Un atelier de maintenance nous a dit qu’il brûlait une quarantaine d’heures par mois à chercher des outils. Rien n’était volé. Tout était simplement ailleurs. Voici ce que nous avons posé, ce qui est tombé en panne et ce que les techniciens ont fini par utiliser.
Commence par la question, pas par le tag
« Où est-il ? » n’est pas une seule question. Avez-vous besoin du bâtiment, de la salle ou de l’étagère ? La réponse change le tag, la densité et la facture. Pour des outils, le niveau de la salle suffit presque toujours : celui qui est debout à l’établi n’a pas besoin de savoir que la clé est à la coordonnée 4.2, il a besoin de savoir qu’elle est dans l’allée 3. Trancher cela dès le départ nous a évité de surdimensionner tout le système.

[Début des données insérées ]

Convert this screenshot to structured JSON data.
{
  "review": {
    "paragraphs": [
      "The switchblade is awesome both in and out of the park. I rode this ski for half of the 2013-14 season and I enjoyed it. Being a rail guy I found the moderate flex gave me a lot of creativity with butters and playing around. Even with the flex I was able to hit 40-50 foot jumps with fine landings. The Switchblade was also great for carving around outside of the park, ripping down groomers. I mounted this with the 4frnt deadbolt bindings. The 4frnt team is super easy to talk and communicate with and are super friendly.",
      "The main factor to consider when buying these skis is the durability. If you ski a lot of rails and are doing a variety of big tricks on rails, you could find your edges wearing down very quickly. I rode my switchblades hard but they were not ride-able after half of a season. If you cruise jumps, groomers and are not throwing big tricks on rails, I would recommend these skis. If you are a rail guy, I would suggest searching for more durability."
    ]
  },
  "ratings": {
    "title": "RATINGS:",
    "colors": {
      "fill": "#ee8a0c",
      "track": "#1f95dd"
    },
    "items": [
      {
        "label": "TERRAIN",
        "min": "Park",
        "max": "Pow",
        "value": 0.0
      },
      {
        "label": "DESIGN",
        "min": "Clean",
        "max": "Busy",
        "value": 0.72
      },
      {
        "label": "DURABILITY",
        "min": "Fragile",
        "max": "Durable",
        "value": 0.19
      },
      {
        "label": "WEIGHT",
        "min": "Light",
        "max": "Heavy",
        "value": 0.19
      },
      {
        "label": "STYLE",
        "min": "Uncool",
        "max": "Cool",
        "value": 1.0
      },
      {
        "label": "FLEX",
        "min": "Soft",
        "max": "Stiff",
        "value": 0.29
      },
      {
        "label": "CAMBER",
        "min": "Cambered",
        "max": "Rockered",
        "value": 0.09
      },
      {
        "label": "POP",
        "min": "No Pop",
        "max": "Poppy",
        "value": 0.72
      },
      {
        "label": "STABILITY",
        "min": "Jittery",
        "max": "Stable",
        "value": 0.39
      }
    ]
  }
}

Choisis un tag qui survit à l’outil
Un BLE Tag sur une clé dynamométrique tombe sur le béton, prend du fluide de coupe et roule dans un tiroir plein de douilles. Dans cet environnement, l’indice de protection compte plus que l’autonomie de la batterie — exactement l’inverse de l’ordre de presque toutes les fiches techniques. Nous avons pris un tag en boîtier polycarbonate et nous l’avons riveté au lieu de le coller. La colle a lâché au bout de trois semaines.
Le montage, c’est l’essentiel du travail
Un BLE Tag posé à plat sur du métal est le pire cas. Le corps de l’outil désaccorde l’antenne et mange la portée : nous avons mesuré environ quarante pour cent de distance en moins avec le tag à plat sur un boîtier en acier, contre le même tag surélevé de cinq millimètres par une entretoise. Si l’outil a une poignée en plastique, monte-le là. Sinon, mets une entretoise. Ce seul détail a fait passer le système de « marche parfois » à « marche ».
Ce que les passerelles doivent voir
De la couverture, pas de la précision. Une passerelle par allée ou par salle, posée au plafond, avec assez de recouvrement pour qu’un outil rangé dans un tiroir soit entendu au moins quelques fois par heure. Nous avons fini à environ une passerelle pour soixante mètres carrés dans l’atelier, plus dense que la spécification bureau, parce qu’un atelier, c’est du métal partout, et que le métal mange le signal.
Marque le rangement, pas seulement l’outil
C’est le changement qui a rendu le système utile. Nous avons mis un BLE Tag sur le panneau à ombres et sur le tiroir, en plus de l’outil lui-même. Désormais, le système sait non seulement où est un outil, mais ce qui manque à la place où il devrait être. « Trois choses ne sont pas au rangement » est une phrase sur laquelle un chef d’équipe peut agir à la relève. « La clé de 3/8 est quelque part dans le bâtiment deux » n’en est pas une.
C’est du côté logiciel que l’adoption meurt
Une liste de quatre cents outils ne sert à rien à sept heures du matin. Ce que les techniciens ouvraient vraiment, c’était un champ de recherche : taper « 3/8 dynamométrique » et obtenir une salle, plus l’horodatage de la dernière détection. Nous avons construit la vue carte en premier parce qu’elle faisait bonne figure en démo, et personne ne l’a ouverte. Construisez le champ de recherche.
Le chiffre final
De quarante heures par mois à moins de six. Un BLE Tag revenait à environ quatre dollars, soit mille deux cents dollars pour tout l’atelier, et l’opération s’est rentabilisée en cinq semaines environ. Ce retour est venu du champ de recherche et du marquage du rangement, pas du matériel.
Ce que nous ferions différemment
Riveter au lieu de coller. Décoller le tag du métal. Marquer le rangement dès le premier jour. Et construire le champ de recherche avant la carte. Aucune de ces quatre choses n’est difficile, et nous nous sommes trompés sur les quatre la première fois.